Noah removes card \(7\). Then the sum of the numbers on Noah’s remaining cards is \(n = 45-7 = 38\). The sum of the numbers on Acacia’s remaining cards, \(a\), must satisfy \(36\leq a \leq 44\) and \(38-a\) is a multiple of \(4\). There are two possibilities for \(a:~ 42,~ 38\). These values of \(a\) correspond to Acacia removing cards \(3\) and \(7\), respectively.

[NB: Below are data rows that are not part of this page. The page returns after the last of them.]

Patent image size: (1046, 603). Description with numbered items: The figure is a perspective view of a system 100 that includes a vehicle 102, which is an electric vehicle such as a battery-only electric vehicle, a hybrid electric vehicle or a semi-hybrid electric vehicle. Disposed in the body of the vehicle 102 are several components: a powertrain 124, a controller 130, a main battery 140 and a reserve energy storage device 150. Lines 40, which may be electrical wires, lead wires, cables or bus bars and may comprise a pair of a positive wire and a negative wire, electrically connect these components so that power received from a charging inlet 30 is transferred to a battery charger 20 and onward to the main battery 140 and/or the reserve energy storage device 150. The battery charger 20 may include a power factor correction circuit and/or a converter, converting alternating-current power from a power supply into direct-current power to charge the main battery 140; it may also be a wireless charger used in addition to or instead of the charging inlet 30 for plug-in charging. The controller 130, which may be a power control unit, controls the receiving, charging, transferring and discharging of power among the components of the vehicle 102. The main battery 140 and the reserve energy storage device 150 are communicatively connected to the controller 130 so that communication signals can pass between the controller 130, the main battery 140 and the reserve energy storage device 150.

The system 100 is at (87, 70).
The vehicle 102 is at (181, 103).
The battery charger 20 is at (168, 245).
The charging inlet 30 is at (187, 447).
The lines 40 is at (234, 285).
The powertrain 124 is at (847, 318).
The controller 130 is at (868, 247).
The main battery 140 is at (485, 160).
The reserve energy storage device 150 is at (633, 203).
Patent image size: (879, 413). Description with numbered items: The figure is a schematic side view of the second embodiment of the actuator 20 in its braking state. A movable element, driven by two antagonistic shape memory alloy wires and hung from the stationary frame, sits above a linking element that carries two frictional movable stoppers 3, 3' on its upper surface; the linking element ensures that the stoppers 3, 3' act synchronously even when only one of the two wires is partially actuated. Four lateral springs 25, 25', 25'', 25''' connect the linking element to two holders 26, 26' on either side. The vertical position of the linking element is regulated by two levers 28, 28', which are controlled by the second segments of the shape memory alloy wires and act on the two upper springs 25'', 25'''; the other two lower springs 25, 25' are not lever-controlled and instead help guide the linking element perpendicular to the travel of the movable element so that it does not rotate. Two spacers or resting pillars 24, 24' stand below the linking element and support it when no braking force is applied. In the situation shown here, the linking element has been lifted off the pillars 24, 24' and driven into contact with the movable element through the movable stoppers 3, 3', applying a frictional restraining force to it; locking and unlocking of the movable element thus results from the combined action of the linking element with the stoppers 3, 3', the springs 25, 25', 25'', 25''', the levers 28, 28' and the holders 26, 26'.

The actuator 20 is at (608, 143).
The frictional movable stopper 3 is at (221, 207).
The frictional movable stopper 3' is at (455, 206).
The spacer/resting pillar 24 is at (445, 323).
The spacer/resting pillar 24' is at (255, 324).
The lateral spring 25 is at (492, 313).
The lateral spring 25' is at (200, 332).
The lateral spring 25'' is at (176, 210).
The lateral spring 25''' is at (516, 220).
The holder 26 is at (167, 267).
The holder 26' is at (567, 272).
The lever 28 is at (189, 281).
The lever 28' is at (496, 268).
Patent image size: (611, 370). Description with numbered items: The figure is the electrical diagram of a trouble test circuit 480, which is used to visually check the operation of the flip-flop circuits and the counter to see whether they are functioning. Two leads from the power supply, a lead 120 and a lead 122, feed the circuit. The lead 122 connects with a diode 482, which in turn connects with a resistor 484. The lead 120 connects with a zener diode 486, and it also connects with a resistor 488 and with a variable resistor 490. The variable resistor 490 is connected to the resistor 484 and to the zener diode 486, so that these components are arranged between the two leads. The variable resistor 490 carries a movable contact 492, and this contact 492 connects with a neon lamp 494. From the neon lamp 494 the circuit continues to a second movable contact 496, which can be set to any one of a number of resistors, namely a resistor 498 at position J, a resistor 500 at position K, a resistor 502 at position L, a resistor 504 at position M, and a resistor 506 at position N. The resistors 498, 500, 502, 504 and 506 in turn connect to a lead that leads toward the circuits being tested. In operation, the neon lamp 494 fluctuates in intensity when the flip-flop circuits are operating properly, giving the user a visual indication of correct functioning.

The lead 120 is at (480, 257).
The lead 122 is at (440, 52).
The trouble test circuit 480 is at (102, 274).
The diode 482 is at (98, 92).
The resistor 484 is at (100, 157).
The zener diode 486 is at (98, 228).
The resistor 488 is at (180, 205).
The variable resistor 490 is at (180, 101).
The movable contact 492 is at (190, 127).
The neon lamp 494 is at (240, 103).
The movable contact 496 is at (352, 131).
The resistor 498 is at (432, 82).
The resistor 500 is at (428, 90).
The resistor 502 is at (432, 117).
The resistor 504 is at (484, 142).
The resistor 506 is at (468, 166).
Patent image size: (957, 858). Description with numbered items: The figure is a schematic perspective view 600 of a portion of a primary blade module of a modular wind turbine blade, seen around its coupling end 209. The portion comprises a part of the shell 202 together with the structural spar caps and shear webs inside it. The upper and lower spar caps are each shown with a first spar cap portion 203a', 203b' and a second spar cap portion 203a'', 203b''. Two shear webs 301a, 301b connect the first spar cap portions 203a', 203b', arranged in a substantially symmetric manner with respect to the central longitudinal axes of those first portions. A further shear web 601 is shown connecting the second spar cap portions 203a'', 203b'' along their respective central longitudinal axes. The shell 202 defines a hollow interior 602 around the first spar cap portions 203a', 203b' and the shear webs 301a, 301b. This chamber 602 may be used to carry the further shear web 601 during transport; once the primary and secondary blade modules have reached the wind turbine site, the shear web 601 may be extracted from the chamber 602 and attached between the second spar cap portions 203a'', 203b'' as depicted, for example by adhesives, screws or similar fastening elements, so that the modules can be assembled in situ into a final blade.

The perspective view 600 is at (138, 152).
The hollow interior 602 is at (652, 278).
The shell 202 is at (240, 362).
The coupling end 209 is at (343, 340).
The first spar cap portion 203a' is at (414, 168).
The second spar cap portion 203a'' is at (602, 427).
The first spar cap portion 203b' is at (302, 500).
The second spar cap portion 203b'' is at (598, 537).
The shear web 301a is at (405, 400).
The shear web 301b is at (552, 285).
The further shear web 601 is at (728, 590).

Noah removes card \(8\). Then the sum of the numbers on Noah’s remaining cards is \(n = 45-8 = 37\). The sum of the numbers on Acacia’s remaining cards, \(a\), must satisfy \(36\leq a \leq 44\) and \(37-a\) is a multiple of \(4\). There are two possibilities for \(a:~ 41,~ 37\). These values of \(a\) correspond to Acacia removing cards \(4\) and \(8\), respectively.
Noah removes card \(9\). Then the sum of the numbers on Noah’s remaining cards is \(n = 45-9 = 36\). The sum of the numbers on Acacia’s remaining cards, \(a\), must satisfy \(36\leq a \leq 44\) and \(36-a\) is a multiple of \(4\). There are three possibilities for \(a:~ 44,~ 40,~ 36\). These values of \(a\) correspond to Acacia removing cards \(1,~ 5,\) and \(9\), respectively.
We find that there are \(3 + 2+2+2+3 + 2+2+2+3 = 21\) different ways to discard the cards so that \(n\) and \(a\) differ by a multiple of \(4\).
Therefore, the probability that \(n\) and \(a\) differ by a multiple of 4 is \(\frac{21}{81} = \frac{7}{27}\).